Except in the case of fresh cheeses, which are eaten within days of being made, newly made cheese is only a faint, faint whisper of what it is meant to be and what (if all goes well) it is capable of becoming. To bring the cheese to perfect maturity – or, put another way, to see that it lives up to the potential Mother Nature and the cheesemaker gave it – you need an affineur, the expert who ages the cheese.
In some cases, the affineur might be the cheesemaker, but often it’s the cheeseseller, and in France, where being an affineur is an important craft, a cheeseseller who does his own affinage will announce it proudly: his sign will say Fromager-Affineur.
Recently, when I was traveling with Maison de la France in the Loire Valley, a region unparalleled for goat cheese, I met a young cheeseseller/affineur who is one of the country’s best, having gained the title of MOF, Meilleur Ouvrier de France (best artisan in France).
Rodolphe Le Meunier, once dubbed the Zidane of fromagers (Zidane was probably France’s greatest soccer star and a national hero), earned his stripes (as an MOF you’re entitled to wear blue, white and red stripes on your collar) in 2007 by passing a blind tasting; a jury tasting of his cheeses; a theoretical written exam; an oral exam; and a cutting test in which he had to slice a series of cheeses to perfect weight, size and form. He also had to create and serve a dish based on cheese – he made a mousse of Langres with spices.
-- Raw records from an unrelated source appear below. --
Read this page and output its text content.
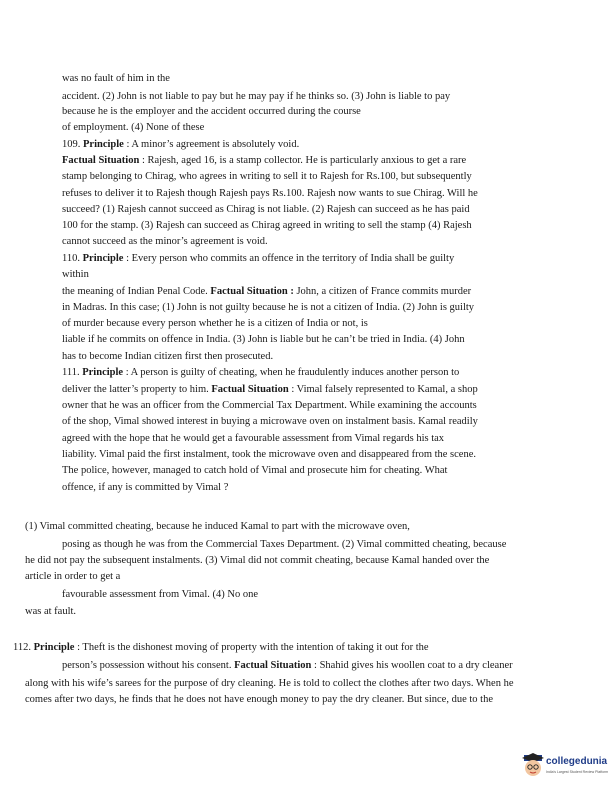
was no fault of him in the
accident. (2) John is not liable to pay but he may pay if he thinks so. (3) John is liable to pay
because he is the employer and the accident occurred during the course
of employment. (4) None of these
109. Principle : A minor’s agreement is absolutely void.
Factual Situation : Rajesh, aged 16, is a stamp collector. He is particularly anxious to get a rare
stamp belonging to Chirag, who agrees in writing to sell it to Rajesh for Rs.100, but subsequently
refuses to deliver it to Rajesh though Rajesh pays Rs.100. Rajesh now wants to sue Chirag. Will he
succeed? (1) Rajesh cannot succeed as Chirag is not liable. (2) Rajesh can succeed as he has paid
100 for the stamp. (3) Rajesh can succeed as Chirag agreed in writing to sell the stamp (4) Rajesh
cannot succeed as the minor’s agreement is void.
110. Principle : Every person who commits an offence in the territory of India shall be guilty
within
the meaning of Indian Penal Code. Factual Situation : John, a citizen of France commits murder
in Madras. In this case; (1) John is not guilty because he is not a citizen of India. (2) John is guilty
of murder because every person whether he is a citizen of India or not, is
liable if he commits on offence in India. (3) John is liable but he can’t be tried in India. (4) John
has to become Indian citizen first then prosecuted.
111. Principle : A person is guilty of cheating, when he fraudulently induces another person to
deliver the latter’s property to him. Factual Situation : Vimal falsely represented to Kamal, a shop
owner that he was an officer from the Commercial Tax Department. While examining the accounts
of the shop, Vimal showed interest in buying a microwave oven on instalment basis. Kamal readily
agreed with the hope that he would get a favourable assessment from Vimal regards his tax
liability. Vimal paid the first instalment, took the microwave oven and disappeared from the scene.
The police, however, managed to catch hold of Vimal and prosecute him for cheating. What
offence, if any is committed by Vimal ?
(1) Vimal committed cheating, because he induced Kamal to part with the microwave oven,
posing as though he was from the Commercial Taxes Department. (2) Vimal committed cheating, because
he did not pay the subsequent instalments. (3) Vimal did not commit cheating, because Kamal handed over the
article in order to get a
favourable assessment from Vimal. (4) No one
was at fault.
112. Principle : Theft is the dishonest moving of property with the intention of taking it out for the
person’s possession without his consent. Factual Situation : Shahid gives his woollen coat to a dry cleaner
along with his wife’s sarees for the purpose of dry cleaning. He is told to collect the clothes after two days. When he
comes after two days, he finds that he does not have enough money to pay the dry cleaner. But since, due to the
collegedunia
India's Largest Student Review Platform
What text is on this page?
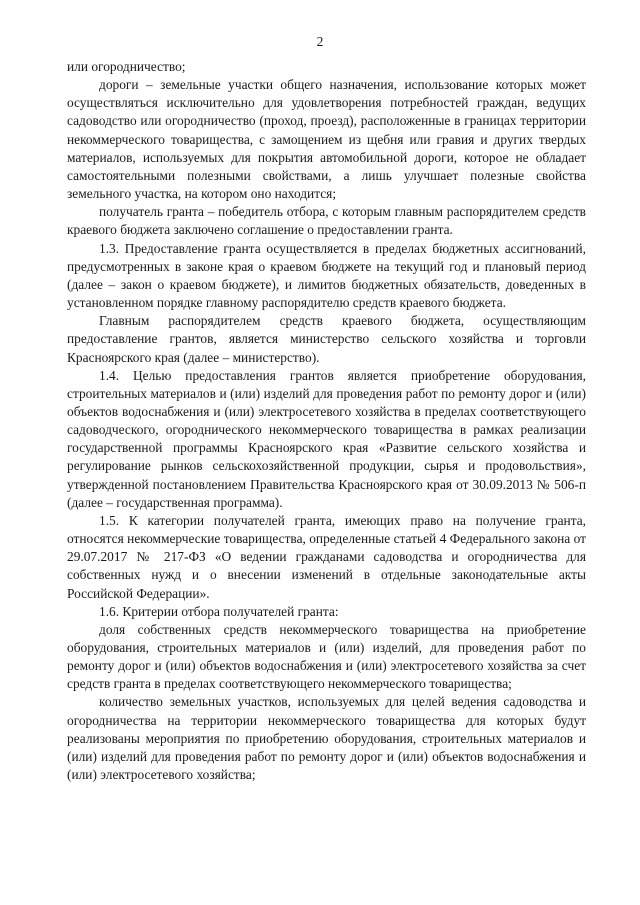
2

или огородничество;

дороги – земельные участки общего назначения, использование которых может осуществляться исключительно для удовлетворения потребностей граждан, ведущих садоводство или огородничество (проход, проезд), расположенные в границах территории некоммерческого товарищества, с замощением из щебня или гравия и других твердых материалов, используемых для покрытия автомобильной дороги, которое не обладает самостоятельными полезными свойствами, а лишь улучшает полезные свойства земельного участка, на котором оно находится;

получатель гранта – победитель отбора, с которым главным распорядителем средств краевого бюджета заключено соглашение о предоставлении гранта.

1.3. Предоставление гранта осуществляется в пределах бюджетных ассигнований, предусмотренных в законе края о краевом бюджете на текущий год и плановый период (далее – закон о краевом бюджете), и лимитов бюджетных обязательств, доведенных в установленном порядке главному распорядителю средств краевого бюджета.

Главным распорядителем средств краевого бюджета, осуществляющим предоставление грантов, является министерство сельского хозяйства и торговли Красноярского края (далее – министерство).

1.4. Целью предоставления грантов является приобретение оборудования, строительных материалов и (или) изделий для проведения работ по ремонту дорог и (или) объектов водоснабжения и (или) электросетевого хозяйства в пределах соответствующего садоводческого, огороднического некоммерческого товарищества в рамках реализации государственной программы Красноярского края «Развитие сельского хозяйства и регулирование рынков сельскохозяйственной продукции, сырья и продовольствия», утвержденной постановлением Правительства Красноярского края от 30.09.2013 № 506-п (далее – государственная программа).

1.5. К категории получателей гранта, имеющих право на получение гранта, относятся некоммерческие товарищества, определенные статьей 4 Федерального закона от 29.07.2017 № 217-ФЗ «О ведении гражданами садоводства и огородничества для собственных нужд и о внесении изменений в отдельные законодательные акты Российской Федерации».

1.6. Критерии отбора получателей гранта:

доля собственных средств некоммерческого товарищества на приобретение оборудования, строительных материалов и (или) изделий, для проведения работ по ремонту дорог и (или) объектов водоснабжения и (или) электросетевого хозяйства за счет средств гранта в пределах соответствующего некоммерческого товарищества;

количество земельных участков, используемых для целей ведения садоводства и огородничества на территории некоммерческого товарищества для которых будут реализованы мероприятия по приобретению оборудования, строительных материалов и (или) изделий для проведения работ по ремонту дорог и (или) объектов водоснабжения и (или) электросетевого хозяйства;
Although he learned his craft from his family, like so many young chefs, winemakers, farmers and producers, he’s found a way to use modern technology to recreate centuries-old traditions.
Walk into Le Meunier’s “cellars” and you’ll find yourself in a large, cold space that could double for an operating room. Gone are the romantic stone caves with their iffy humidity. In their place are perfectly controlled refrigerators, each set to the exact temperature, humidity and ventilation levels needed for each type of cheese.
For sure, push-button control has made a part of the affinage process easier, but none of the buttons can determine when a cheese is at its most sublime. For that, you still need people as knowledgeable as Rodolphe Le Meunier.
And to give us a taste of what it means to age a cheese to perfection, he cut a piece of Comte from July 2005. Comte is a firm, pressed cheese from the Jura that is sweet, fruity, nutty and, when it’s as old as this one was, speckled with little grains that could be mistaken for salt, but which are casseine (a protein).
Aged Comte is one of my favorite cheeses and one we usually serve at Christmas and New Year’s with either Savignin or Vin Jaune, both wines from the Jura. This one was exceptional!
If you live near Le Meunier or are visiting Tours, lucky you, you can go straight to the source. Or, if you’re in Paris and want to nibble on Le Meunier’s work, you can find his cheeses at his friends’ shops, Dubois (47 Blvd. Saint Germain, Paris 6) and Quatre’homme (62 rue des Sevres, Paris 7), both fromagers/affineurs and MOFs. If you’re nowhere near France, you can still get a hunk of something wonderful from him through the magic of two-day delivery. Finally, if you’re just curious about Le Meunier and his cheese, you should go to his site, Fromages en Jazz (did I mention that he’s also a musician?). In fact, you should go there even if you don’t love cheese – it’s got great stuff.